Google on data center efficiency: Stop making excuses
Posted by: Mark Fontecchio
NEW YORK — Bill Weihl, Google’s green energy czar, told a group of data center operators here that some of them need to stop making excuses for not improving their facilities’ energy efficiency.
After years of secrecy around how its data centers operate, Google has now drawn the curtain to show how efficient its data center facilities are. But during a panel discussion at The Uptime Institute’s conference in New York today, some questioned whether all data centers should be cut in the same mold.
In particular, the question was whether the data center power usage effectiveness (PUE) of some businesses — financial institutions, for example — should be compared to those of search engines such as Google.
“Should a bank have the same PUE as a search engine?” Ken Brill, Uptime founder and executive director. “The answer is no.”
The reasoning behind it is that bank and financial applications require a higher level of uptime than search queries, and thus need more redundancy, which leads to lower efficiency. But Weihl questioned the logic.
“We actually have some Sarbanes Oxley requirements,” he said. “We’re not just a search engine company.
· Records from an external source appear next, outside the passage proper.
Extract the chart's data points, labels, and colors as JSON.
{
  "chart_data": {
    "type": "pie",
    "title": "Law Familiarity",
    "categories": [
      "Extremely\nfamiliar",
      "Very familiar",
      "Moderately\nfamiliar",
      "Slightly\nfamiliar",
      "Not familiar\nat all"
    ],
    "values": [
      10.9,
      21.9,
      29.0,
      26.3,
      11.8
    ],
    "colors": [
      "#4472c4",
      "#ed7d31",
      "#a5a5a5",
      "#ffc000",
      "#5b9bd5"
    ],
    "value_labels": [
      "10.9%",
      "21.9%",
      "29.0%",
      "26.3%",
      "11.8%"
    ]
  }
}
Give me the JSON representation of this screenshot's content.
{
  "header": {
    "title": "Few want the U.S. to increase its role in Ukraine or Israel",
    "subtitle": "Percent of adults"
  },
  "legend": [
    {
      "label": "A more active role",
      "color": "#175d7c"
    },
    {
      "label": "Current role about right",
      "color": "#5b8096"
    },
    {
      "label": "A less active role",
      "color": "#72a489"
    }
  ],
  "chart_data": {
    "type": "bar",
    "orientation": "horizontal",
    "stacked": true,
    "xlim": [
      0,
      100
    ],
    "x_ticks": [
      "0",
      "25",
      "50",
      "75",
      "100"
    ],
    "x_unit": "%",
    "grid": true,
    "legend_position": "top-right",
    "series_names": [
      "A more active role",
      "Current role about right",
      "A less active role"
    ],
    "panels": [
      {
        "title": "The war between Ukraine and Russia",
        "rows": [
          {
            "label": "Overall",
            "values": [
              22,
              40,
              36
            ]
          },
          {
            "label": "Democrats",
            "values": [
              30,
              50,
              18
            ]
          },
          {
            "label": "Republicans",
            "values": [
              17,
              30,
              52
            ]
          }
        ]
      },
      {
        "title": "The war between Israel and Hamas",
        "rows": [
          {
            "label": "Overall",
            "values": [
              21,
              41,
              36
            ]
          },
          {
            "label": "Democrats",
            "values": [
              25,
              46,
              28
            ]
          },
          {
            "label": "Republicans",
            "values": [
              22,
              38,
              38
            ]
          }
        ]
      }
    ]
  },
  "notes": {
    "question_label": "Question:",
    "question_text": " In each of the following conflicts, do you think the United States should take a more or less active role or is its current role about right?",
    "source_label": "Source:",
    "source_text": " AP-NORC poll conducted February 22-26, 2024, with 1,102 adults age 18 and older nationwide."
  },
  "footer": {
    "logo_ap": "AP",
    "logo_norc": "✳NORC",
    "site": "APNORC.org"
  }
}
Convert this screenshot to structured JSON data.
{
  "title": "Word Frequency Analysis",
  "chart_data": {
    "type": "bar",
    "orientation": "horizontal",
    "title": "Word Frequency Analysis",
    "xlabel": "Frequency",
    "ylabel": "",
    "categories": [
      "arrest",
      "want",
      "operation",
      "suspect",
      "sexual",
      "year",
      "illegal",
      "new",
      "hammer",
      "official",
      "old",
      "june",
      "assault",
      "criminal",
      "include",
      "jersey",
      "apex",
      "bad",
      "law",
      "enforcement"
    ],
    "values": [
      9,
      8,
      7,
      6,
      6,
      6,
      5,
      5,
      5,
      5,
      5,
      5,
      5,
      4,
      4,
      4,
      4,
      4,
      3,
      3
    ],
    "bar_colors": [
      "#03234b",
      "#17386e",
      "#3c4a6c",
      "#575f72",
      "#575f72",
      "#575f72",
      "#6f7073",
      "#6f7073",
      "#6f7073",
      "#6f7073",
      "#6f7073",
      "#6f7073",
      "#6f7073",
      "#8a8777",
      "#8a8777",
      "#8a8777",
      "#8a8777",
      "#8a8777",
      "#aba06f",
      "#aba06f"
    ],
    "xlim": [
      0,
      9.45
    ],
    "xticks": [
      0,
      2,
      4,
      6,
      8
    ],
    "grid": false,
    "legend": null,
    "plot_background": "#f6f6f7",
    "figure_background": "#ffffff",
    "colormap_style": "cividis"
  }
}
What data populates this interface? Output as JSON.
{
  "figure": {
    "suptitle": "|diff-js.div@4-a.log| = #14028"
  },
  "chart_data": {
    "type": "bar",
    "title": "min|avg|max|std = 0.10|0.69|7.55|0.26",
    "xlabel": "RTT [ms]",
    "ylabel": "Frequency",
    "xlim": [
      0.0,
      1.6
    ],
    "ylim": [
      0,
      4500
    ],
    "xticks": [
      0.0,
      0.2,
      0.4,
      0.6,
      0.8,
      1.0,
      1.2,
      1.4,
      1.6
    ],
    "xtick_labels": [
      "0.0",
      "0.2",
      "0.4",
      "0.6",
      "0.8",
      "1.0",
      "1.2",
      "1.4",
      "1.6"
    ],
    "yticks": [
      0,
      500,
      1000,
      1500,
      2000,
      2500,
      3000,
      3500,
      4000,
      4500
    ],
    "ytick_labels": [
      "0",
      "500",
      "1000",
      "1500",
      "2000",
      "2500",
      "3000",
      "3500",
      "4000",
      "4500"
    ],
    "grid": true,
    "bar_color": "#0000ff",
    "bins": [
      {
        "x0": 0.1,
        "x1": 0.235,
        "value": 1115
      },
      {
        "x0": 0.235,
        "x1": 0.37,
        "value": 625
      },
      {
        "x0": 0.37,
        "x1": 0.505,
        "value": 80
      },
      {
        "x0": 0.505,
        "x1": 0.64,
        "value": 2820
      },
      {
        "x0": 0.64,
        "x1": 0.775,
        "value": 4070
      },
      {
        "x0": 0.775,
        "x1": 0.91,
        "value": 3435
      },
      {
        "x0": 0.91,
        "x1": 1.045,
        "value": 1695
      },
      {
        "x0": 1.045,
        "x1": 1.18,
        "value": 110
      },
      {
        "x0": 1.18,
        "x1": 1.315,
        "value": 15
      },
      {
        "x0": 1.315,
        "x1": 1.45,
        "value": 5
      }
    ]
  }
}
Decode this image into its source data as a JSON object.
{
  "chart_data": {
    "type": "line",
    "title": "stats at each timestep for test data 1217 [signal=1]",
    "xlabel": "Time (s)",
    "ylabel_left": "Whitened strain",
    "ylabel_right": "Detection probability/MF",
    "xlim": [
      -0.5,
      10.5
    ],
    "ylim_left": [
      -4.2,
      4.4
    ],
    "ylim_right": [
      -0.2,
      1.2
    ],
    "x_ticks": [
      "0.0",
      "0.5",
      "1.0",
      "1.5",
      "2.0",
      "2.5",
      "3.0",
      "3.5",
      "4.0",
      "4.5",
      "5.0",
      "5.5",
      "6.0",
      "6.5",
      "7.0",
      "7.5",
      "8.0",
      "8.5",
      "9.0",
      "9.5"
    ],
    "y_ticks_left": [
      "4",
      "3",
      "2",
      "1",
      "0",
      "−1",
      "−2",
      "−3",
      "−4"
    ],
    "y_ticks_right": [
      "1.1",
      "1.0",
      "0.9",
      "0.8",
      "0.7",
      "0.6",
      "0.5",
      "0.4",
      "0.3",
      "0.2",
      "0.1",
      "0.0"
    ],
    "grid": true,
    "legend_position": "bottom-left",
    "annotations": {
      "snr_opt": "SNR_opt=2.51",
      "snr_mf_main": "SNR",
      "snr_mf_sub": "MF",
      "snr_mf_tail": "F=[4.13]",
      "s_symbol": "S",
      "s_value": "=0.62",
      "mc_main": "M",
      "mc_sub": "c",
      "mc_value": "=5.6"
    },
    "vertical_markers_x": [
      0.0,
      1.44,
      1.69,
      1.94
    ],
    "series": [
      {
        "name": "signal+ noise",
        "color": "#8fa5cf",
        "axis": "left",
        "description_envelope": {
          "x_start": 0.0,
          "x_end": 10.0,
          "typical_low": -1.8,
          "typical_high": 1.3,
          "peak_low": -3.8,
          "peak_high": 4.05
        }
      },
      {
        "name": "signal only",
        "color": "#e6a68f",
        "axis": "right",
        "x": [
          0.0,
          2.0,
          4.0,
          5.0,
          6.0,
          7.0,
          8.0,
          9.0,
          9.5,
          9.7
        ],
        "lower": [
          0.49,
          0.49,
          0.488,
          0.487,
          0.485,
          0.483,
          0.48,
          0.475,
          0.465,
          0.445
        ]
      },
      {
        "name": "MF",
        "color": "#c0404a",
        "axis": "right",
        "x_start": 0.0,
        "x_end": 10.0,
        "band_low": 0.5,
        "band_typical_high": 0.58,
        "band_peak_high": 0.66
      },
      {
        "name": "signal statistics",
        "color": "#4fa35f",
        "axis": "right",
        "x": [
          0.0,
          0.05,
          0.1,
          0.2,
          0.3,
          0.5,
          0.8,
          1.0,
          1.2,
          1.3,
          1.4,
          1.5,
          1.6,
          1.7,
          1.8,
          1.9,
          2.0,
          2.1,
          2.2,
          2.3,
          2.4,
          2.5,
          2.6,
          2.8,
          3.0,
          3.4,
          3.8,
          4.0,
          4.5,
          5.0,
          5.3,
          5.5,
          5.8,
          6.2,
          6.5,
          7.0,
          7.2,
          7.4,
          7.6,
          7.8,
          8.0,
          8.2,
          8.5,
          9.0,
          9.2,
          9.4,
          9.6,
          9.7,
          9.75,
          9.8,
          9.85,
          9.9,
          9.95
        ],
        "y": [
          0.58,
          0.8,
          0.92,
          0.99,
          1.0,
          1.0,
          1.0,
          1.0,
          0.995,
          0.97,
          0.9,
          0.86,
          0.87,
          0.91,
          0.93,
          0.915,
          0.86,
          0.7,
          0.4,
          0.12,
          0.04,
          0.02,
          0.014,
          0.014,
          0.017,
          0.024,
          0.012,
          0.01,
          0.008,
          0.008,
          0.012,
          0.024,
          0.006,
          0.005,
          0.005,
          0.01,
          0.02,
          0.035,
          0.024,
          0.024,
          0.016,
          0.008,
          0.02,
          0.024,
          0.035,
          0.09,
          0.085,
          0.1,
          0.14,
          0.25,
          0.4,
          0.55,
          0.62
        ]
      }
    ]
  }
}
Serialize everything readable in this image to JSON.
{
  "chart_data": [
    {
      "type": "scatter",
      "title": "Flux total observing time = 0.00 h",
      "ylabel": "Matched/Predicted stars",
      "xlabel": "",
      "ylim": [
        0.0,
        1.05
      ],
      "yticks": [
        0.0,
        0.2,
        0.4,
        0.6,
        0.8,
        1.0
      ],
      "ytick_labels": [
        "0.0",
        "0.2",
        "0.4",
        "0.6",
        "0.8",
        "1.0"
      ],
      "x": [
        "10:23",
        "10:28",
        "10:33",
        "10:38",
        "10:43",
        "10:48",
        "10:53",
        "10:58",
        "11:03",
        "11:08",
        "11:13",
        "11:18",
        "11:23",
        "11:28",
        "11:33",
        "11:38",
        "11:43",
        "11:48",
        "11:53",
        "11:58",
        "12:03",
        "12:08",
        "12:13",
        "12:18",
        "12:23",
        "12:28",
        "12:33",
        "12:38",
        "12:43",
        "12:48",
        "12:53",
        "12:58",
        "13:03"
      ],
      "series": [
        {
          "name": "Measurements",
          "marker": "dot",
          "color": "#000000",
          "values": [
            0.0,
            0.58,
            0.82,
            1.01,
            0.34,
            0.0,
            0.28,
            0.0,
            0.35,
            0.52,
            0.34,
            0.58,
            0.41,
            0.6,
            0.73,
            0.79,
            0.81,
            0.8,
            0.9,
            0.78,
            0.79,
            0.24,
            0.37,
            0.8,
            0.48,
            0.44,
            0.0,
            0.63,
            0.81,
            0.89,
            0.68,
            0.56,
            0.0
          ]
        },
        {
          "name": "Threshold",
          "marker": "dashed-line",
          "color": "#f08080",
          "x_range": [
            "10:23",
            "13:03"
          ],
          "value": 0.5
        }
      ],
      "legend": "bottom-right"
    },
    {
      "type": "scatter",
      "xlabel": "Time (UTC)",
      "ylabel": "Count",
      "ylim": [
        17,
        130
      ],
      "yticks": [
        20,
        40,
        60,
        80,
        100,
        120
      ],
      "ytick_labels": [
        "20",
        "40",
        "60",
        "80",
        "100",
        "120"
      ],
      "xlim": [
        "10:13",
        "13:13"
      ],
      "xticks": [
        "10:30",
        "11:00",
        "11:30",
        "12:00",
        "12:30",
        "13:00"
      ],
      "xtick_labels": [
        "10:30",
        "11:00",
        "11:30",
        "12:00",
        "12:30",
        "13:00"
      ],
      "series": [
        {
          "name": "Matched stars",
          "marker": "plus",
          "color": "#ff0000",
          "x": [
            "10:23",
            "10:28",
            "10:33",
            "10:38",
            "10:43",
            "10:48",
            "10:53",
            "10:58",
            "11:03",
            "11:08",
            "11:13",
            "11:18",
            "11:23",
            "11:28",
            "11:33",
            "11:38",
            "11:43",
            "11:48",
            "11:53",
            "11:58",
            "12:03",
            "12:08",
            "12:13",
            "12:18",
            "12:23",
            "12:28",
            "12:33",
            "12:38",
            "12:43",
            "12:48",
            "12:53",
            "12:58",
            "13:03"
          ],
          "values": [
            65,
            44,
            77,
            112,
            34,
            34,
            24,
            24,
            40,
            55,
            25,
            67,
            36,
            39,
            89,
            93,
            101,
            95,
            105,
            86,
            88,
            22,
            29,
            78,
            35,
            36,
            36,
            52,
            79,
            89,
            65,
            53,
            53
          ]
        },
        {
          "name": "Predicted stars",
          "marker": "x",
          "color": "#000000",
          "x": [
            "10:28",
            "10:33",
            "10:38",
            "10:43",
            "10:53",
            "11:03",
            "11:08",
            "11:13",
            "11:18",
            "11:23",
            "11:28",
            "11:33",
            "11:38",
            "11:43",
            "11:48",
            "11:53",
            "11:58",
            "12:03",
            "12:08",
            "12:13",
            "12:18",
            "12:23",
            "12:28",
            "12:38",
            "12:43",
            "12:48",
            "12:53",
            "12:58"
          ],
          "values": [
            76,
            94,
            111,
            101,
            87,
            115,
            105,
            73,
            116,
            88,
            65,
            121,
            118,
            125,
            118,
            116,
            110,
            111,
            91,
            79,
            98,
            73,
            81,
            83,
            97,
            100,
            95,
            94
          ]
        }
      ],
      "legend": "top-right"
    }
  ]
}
We also run very reliable data centers that I think any data center operator here would be proud to run.”
Weihl later added that the discussion sounded like “people making excuses for why the EPA or DOE should not push hard for a standard because, hey, we’re different.”
“To me, not to be too combative, but that sounds like an excuse for not doing better.”
Currently the federal government is working on developing an Energy Star rating for data centers. Michael Zatz, the manager of the Energy Star commercial buildings program, sees the potential for different categories of data centers, but would prefer that those categories be defined by what kind of work the data centers perform, and not necessarily by what industry they’re in or how they identify themselves.